My MSc thesis used optimal control theory to model corporate behaviour under reputational incentives. I then worked as a research economist at an Oxford research centre (directed by Prof. Paul Collier), and as a research assistant to Prof. Frank Cowell at LSE on causal inference work that led to a published paper.
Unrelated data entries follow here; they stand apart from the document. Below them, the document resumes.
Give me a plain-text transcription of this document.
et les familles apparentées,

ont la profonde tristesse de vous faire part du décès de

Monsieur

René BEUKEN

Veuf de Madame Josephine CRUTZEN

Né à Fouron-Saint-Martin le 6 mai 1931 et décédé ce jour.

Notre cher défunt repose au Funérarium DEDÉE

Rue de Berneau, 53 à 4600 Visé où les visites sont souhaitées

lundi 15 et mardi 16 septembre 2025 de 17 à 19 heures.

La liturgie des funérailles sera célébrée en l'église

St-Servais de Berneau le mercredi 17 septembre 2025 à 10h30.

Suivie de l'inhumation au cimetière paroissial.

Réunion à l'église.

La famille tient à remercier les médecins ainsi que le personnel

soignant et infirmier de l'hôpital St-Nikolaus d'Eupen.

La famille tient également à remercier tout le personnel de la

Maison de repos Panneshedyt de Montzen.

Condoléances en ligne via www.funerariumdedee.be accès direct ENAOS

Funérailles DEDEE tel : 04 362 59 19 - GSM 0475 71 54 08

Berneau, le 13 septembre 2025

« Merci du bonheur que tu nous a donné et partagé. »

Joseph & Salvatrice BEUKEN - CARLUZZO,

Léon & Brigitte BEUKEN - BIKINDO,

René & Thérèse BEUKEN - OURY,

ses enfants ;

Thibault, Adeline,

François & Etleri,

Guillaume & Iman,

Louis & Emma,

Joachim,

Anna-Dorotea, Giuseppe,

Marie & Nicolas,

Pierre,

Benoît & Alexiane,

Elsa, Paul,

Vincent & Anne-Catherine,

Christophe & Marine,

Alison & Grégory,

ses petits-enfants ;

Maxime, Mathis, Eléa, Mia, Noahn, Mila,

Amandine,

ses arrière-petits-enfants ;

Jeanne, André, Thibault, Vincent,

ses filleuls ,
Research interests: multimodal reasoning, reinforcement learning for vision-language models, model evaluation, document understanding.

Recent News

  • 11/2025 Nemotron Parse 1.1 released — lightweight document parsing model with open weights and optimized NIM container.
  • 11/2025 Contributed to Nemotron Nano V2 VL, a vision-language model for document understanding and long video comprehension.
  • 07/2025 Contributed to NVIDIA Developer Blog on turning complex documents into usable data with Nemotron Parse 1.1.
  • 04/2025 Contributed to Nemotron-H — hybrid Mamba-Transformer models with up to 3x faster inference. Eclair was used for pre-training data preparation.
  • 02/2025 Released Eclair (first-author) — document digitization model for extracting content, layout, and reading order.
  • 01/2025 Contributed to Eagle 2. Eagle2-9B matches 70B+ models and powers the GR00T-N1 robotic foundation model.
  • 09/2022 Joined NVIDIA Research in Zurich, working on document understanding and vision-language models.
  • 06/2022 Revisiting Single-gated Mixtures of Experts accepted to BMVC 2022.
  • 05/2022 WiCluster featured by Qualcomm as part of AI research crossing over to wireless communication.
  • 03/2022 3D positioning work featured as a Qualcomm AI First and covered by Forbes.